The findings appear online in the articles-in-press section of the American Thoracic Society’s American Journal of Respiratory and Critical Care Medicine.
“In patients with obstructive sleep apnea who are established on CPAP treatment, withdrawal of the therapy is associated with a rapid recurrence of OSA and sleepiness within a few days,” said Malcolm Kohler, MD, senior consultant at the Sleep Disorders Centre and Pulmonary Division of the University Hospital in Zurich. “After 14 days of CPAP withdrawal, OSA patients experienced considerable increases in heart rate and blood pressure as well as a deterioration in vascular function.”
The researchers recruited patients who had been previously diagnosed with OSA and treated with CPAP and were registered in a database of the Sleep Disorders Centre in Zurich. Patients were randomized to either continue CPAP therapy or to withdraw CPAP (maintaining a sub-therapeutic level) for 2 weeks. After baseline polysomnography, patients underwent nightly at-home assessment of respiration and oxygen saturation each day of the study period. Patients were also assessed for subjective and objective sleepiness, psychomotor performance, blood pressure and heart rate, endothelial function, systemic inflammation, insulin resistance, and urinary catecholamines. The polysomnography was repeated at the end of the 2-week period.
Not surprisingly, at the end of the study period, there was a significant increase in apneic events, oxygen desaturations, and the number of arousals during sleep. As a consequence of the recurrence of sleep-disordered breathing, subjective sleepiness increased in the CPAP withdrawal group. “Withdrawal of CPAP was associated with a rapid return of sleep-disordered breathing within a few days,” said Kohler.

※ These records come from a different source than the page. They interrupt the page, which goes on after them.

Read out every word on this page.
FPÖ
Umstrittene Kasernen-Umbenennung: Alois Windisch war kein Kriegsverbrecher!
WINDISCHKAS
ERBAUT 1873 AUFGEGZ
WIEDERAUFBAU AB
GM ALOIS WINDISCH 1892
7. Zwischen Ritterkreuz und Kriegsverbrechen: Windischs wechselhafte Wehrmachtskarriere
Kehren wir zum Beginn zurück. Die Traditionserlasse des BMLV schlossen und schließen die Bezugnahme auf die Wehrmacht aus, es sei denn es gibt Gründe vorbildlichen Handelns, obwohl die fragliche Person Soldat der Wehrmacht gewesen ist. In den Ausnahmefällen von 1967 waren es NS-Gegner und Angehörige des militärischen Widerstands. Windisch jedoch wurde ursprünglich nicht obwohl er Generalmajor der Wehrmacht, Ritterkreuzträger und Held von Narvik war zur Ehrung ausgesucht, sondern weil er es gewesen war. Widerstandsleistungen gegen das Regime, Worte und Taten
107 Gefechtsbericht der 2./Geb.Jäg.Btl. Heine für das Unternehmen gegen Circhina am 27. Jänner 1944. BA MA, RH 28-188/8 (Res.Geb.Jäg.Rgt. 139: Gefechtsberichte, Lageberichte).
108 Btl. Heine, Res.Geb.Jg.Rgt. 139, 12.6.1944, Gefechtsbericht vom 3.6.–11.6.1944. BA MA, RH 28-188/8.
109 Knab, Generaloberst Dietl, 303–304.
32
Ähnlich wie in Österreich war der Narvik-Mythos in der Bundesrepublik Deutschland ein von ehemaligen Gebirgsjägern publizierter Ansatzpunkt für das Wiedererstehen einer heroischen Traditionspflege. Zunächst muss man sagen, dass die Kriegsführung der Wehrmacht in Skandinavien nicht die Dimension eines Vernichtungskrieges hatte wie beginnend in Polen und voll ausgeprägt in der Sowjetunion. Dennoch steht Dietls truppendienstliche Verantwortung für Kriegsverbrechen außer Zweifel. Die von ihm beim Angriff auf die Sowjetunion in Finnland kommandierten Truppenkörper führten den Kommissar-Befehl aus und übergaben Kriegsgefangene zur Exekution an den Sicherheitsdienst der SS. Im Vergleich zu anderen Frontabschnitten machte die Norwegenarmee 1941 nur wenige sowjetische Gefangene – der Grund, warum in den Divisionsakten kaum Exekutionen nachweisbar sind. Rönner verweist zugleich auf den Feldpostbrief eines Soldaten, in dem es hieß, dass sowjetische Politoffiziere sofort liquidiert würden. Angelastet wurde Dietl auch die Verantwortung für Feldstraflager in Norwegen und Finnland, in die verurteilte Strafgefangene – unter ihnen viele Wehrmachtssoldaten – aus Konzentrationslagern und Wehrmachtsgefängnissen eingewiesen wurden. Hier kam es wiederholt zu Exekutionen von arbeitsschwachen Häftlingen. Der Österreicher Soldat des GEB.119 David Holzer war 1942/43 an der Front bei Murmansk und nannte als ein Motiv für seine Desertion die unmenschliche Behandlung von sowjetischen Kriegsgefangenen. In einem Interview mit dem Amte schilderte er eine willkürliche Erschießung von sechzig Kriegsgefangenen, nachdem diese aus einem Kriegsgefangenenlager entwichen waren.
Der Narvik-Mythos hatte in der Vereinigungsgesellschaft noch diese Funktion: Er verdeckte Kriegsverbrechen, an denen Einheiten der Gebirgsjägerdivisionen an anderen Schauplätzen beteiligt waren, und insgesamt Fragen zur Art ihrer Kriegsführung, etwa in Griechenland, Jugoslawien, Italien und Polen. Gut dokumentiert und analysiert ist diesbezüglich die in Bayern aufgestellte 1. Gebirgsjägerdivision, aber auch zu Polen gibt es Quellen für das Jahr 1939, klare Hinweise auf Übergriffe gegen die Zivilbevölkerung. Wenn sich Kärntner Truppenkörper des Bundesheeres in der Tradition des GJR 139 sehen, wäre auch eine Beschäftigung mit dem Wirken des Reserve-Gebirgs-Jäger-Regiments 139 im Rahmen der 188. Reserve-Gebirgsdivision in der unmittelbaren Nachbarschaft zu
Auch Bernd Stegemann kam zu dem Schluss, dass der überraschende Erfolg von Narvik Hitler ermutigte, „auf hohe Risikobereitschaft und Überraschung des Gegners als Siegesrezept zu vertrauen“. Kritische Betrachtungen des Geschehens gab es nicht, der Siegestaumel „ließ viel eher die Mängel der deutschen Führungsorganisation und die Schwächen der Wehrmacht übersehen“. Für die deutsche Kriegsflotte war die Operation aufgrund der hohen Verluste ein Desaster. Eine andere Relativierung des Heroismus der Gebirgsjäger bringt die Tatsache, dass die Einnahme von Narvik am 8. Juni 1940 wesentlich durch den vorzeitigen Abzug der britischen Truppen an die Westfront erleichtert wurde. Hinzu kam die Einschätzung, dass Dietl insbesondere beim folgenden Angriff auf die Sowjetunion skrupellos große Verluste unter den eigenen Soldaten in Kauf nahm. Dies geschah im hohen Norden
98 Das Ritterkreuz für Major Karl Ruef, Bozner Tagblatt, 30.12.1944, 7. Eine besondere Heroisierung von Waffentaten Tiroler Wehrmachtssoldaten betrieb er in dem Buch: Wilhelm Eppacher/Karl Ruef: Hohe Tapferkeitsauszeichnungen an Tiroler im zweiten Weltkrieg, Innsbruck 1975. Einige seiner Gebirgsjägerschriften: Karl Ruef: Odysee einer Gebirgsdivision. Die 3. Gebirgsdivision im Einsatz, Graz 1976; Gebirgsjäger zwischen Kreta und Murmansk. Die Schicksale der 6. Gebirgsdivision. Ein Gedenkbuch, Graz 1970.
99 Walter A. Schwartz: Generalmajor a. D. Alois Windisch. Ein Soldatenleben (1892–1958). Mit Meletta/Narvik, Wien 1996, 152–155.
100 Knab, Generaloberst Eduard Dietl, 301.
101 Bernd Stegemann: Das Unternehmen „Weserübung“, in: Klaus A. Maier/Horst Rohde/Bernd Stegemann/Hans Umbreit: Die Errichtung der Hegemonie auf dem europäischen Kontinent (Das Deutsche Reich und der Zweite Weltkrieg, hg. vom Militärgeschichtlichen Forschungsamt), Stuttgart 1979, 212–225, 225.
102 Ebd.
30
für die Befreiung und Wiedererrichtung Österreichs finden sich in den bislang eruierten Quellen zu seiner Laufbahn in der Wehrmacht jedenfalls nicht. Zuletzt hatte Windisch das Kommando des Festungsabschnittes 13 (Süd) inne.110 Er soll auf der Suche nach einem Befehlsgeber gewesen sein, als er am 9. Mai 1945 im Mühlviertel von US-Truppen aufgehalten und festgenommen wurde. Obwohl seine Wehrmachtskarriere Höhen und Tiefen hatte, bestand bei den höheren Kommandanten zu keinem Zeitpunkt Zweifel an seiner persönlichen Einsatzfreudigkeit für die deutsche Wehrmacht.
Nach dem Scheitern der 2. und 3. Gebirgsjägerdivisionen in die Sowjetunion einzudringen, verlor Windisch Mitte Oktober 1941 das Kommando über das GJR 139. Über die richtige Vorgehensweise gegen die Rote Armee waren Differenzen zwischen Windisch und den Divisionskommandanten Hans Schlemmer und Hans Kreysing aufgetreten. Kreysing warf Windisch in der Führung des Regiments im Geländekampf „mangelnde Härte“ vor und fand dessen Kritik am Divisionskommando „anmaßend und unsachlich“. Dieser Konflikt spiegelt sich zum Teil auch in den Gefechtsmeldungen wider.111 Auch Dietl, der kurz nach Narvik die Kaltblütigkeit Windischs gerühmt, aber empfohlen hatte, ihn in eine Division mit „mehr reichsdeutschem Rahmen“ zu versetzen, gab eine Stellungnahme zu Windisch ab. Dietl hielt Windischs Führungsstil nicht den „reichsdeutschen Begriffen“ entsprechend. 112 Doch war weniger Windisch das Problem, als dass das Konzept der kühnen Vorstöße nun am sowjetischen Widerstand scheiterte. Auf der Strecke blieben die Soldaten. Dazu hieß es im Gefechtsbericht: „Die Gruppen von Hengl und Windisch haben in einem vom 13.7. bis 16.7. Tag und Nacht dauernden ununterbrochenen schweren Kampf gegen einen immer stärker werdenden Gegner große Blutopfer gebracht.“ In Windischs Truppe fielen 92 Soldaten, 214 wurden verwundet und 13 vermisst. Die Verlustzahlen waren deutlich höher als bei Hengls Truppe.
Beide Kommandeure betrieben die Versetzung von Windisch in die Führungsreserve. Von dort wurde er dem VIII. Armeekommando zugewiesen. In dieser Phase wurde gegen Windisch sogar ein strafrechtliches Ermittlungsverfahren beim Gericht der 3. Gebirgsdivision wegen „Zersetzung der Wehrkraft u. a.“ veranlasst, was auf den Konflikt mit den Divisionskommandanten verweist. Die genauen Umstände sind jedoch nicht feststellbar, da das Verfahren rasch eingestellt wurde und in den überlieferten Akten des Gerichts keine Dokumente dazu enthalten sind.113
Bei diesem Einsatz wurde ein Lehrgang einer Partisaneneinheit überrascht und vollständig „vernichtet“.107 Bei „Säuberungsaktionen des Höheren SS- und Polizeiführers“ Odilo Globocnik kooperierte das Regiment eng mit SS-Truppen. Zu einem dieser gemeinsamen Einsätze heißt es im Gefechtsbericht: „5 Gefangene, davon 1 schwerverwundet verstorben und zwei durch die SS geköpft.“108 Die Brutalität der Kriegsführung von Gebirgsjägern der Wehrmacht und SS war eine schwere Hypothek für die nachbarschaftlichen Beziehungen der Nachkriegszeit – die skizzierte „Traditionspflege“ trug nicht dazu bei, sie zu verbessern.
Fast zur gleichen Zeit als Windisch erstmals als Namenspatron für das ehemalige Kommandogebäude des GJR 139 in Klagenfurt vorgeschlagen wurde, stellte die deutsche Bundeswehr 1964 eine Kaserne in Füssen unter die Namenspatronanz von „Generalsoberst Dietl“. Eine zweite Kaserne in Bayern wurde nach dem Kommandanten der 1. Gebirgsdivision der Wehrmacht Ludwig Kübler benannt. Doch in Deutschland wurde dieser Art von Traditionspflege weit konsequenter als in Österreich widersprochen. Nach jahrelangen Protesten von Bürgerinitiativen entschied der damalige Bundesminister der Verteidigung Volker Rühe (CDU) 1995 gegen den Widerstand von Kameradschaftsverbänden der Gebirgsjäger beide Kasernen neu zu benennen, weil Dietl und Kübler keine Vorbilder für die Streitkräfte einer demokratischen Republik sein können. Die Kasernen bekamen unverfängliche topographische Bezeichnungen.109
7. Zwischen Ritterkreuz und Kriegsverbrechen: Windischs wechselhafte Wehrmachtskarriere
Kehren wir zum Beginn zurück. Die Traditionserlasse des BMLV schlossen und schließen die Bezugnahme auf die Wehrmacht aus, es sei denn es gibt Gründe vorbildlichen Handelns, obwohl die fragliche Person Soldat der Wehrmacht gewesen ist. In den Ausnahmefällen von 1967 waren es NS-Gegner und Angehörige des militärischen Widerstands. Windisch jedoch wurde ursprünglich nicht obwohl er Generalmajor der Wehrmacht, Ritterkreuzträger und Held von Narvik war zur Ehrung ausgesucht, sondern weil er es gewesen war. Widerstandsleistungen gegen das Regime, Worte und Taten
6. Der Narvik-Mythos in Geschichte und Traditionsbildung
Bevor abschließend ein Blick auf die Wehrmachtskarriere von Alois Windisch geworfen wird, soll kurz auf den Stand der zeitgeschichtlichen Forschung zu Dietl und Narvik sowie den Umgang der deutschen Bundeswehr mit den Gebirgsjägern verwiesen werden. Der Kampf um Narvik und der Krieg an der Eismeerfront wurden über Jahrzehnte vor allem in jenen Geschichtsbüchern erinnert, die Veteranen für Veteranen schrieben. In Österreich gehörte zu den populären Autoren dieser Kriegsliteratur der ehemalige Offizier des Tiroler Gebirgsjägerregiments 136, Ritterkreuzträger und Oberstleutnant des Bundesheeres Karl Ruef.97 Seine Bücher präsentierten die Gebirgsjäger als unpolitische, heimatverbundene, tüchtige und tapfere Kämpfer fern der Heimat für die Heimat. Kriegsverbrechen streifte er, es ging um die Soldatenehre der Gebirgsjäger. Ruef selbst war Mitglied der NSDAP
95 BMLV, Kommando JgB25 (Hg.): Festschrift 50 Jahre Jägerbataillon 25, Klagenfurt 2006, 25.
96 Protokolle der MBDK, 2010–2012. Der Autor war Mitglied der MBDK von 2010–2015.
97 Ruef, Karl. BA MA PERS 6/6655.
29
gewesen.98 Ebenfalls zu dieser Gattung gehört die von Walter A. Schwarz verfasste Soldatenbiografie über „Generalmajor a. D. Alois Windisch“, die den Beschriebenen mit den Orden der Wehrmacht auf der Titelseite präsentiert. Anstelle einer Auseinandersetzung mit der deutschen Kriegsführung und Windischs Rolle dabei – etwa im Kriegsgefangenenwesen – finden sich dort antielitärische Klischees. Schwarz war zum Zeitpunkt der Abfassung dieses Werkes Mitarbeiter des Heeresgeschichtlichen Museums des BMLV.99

Importantly, endothelial function deteriorated considerably in the CPAP withdrawal group, and there was a marked increase in blood pressure and heart rate after 2 weeks. Additionally, the researchers found a significant increase in urinary catecholamines, hormones consistent with sympathetic nervous system activation. These findings imply that withdrawal of CPAP therapy for even a short time has a measurable negative effect on the cardiovascular system.